Monsieur le Président de la Conférence générale, Honorables délégués,

Je vous salue et vous présente la contribution de mon pays à vos travaux. Au début, il m’est agréable de rappeler que j’avais déjà participé à Cordoue (Espagne) en 2007 sur les moyens de combattre l’islamophobie. Ce colloque avait été organisé aussi par l’OSCE. J’espère que les recommandations de la présente conférence aboutiront à des solutions pratiques susceptibles d’être appliquées par tous.
Préambule
Déjà en 1991, le Conseil de l’Europe a reconnu que « l’Islâm a souffert de l’image déformée que l’on en donne à travers, par exemple, des stéréotypes hostiles ou orientés et les Européens sont peu conscients tant de la valeur de sa contribution passée que du rôle positif qu’il peut jouer aujourd’hui dans notre société. Les erreurs historiques, l’approche sélective adoptée pour l’enseignement et la présentation simpliste qui est celle des médias sont responsables de cette situation ». Après le 11 septembre, le danger d’islamophobie s’est considérablement aggravé : des propos malveillants sont répandus sur l’Islâm et sa culture. On les retrouve, soit dans des livres, soit dans des articles de presse, soit dans des émissions télévisées. Le but de ces exposés n’est pas de faire connaître l’Islâm à partir de ses textes fondateurs, de ses symboles ou des études pertinentes, fondées sur des documents crédibles. Il consiste plutôt à déformer les faits au maximum et à avancer des accusations graves, sans les fonder sur une analyse objective et sans donner des référence exactes. L’objectif recherché semble être plutôt de porter atteinte à une religion respectable, professée par plus d’un milliard 500 millions de fidèles à travers le monde.

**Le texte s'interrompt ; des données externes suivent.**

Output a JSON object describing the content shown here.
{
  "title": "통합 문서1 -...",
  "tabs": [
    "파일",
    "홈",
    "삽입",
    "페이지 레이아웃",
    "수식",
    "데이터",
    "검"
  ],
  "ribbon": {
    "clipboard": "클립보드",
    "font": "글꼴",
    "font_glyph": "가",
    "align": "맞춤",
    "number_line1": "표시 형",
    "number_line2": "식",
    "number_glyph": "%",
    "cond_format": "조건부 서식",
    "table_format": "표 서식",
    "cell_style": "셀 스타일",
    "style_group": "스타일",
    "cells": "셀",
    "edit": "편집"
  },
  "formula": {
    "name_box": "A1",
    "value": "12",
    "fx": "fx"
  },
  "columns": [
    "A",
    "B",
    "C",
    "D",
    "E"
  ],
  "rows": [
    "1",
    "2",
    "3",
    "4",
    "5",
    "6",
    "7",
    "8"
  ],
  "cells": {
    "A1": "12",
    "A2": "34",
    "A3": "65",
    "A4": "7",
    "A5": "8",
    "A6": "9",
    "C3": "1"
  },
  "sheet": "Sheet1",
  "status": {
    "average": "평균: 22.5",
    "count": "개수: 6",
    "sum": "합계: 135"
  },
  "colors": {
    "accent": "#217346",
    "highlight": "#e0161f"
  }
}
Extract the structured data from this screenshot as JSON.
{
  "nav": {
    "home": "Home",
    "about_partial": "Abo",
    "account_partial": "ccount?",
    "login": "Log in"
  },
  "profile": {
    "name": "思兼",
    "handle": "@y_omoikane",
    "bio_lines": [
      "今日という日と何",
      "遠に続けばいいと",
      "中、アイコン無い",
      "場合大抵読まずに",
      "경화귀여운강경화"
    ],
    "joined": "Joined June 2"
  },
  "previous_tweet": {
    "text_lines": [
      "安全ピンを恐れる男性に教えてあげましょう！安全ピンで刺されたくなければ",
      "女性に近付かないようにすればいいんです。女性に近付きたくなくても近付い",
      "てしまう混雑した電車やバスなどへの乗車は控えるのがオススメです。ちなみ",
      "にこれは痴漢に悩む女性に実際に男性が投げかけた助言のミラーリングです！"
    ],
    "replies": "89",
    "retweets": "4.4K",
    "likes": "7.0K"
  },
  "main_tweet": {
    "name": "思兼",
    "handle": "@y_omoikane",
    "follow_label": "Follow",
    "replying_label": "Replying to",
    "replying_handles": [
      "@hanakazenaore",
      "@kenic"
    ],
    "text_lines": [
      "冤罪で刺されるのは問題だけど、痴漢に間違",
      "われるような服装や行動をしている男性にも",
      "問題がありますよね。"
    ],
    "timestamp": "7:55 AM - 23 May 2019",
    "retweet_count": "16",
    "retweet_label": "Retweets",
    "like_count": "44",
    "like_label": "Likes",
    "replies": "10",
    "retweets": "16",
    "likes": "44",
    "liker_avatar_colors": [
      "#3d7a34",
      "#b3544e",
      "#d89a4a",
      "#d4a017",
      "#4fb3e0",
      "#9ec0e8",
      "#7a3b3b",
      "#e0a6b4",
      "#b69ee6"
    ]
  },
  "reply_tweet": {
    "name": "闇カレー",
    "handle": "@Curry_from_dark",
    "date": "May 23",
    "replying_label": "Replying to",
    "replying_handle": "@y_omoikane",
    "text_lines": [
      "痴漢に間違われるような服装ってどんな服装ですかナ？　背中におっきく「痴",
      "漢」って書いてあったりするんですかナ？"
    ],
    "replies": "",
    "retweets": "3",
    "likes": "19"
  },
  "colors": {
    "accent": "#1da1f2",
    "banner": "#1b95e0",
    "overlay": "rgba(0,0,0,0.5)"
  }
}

L’islamologie, mise en œuvre par l’Occident, serait mieux accueillie par les fidèles de l’Islâm, si elle se débarrassait totalement de ses présupposés scientistes, en se rapprochant davantage de l’Islâm authentique. Le Haut Conseil Islamique veut justement aider à une meilleure connaissance de notre religion, en précisant les principaux concepts qui lui servent d’assises, en corrigeant les erreurs qui circulent si souvent sur son compte, dans les milieux qui lui sont étrangers, en écartant l’invective et la polémique stérile. Fermeté et courtoisie, telle est la méthode que nous avons choisie.
Les mesures à prendre
Des mesures efficaces peuvent être prises pour combattre l’islamophobie. Les rapports élaborés par les Nations Unies ont suffisamment analysé l’islamophobie. Il n’est pas nécessaire d’y revenir en détail. Il nous paraît plus pratique de proposer deux séries de mesures pour combattre cette volonté délibérée de déformer l’Islâm par ignorance et mauvaise foi, en recourant à la diffamation et à la violence, soit verbale, soit physique.


- Les mesures persuasives - système éducatif et culture
1- Pour dissiper les préjugés tenaces, dès l’enfance, la priorité est de présenter aux jeunes gens des textes à leur portée, donnant une image exacte de l’Islâm par les meilleurs spécialistes, ce qui revient à contrôler les manuels scolaires en usage dans les pays étrangers à l’Islâm. Les Universités comportent ici ou là des départements d’islamologie qu’il est nécessaire de généraliser pour former les professeurs qualifiés, partisans convaincus de l’importance du dialogue entre les cultures et les religions.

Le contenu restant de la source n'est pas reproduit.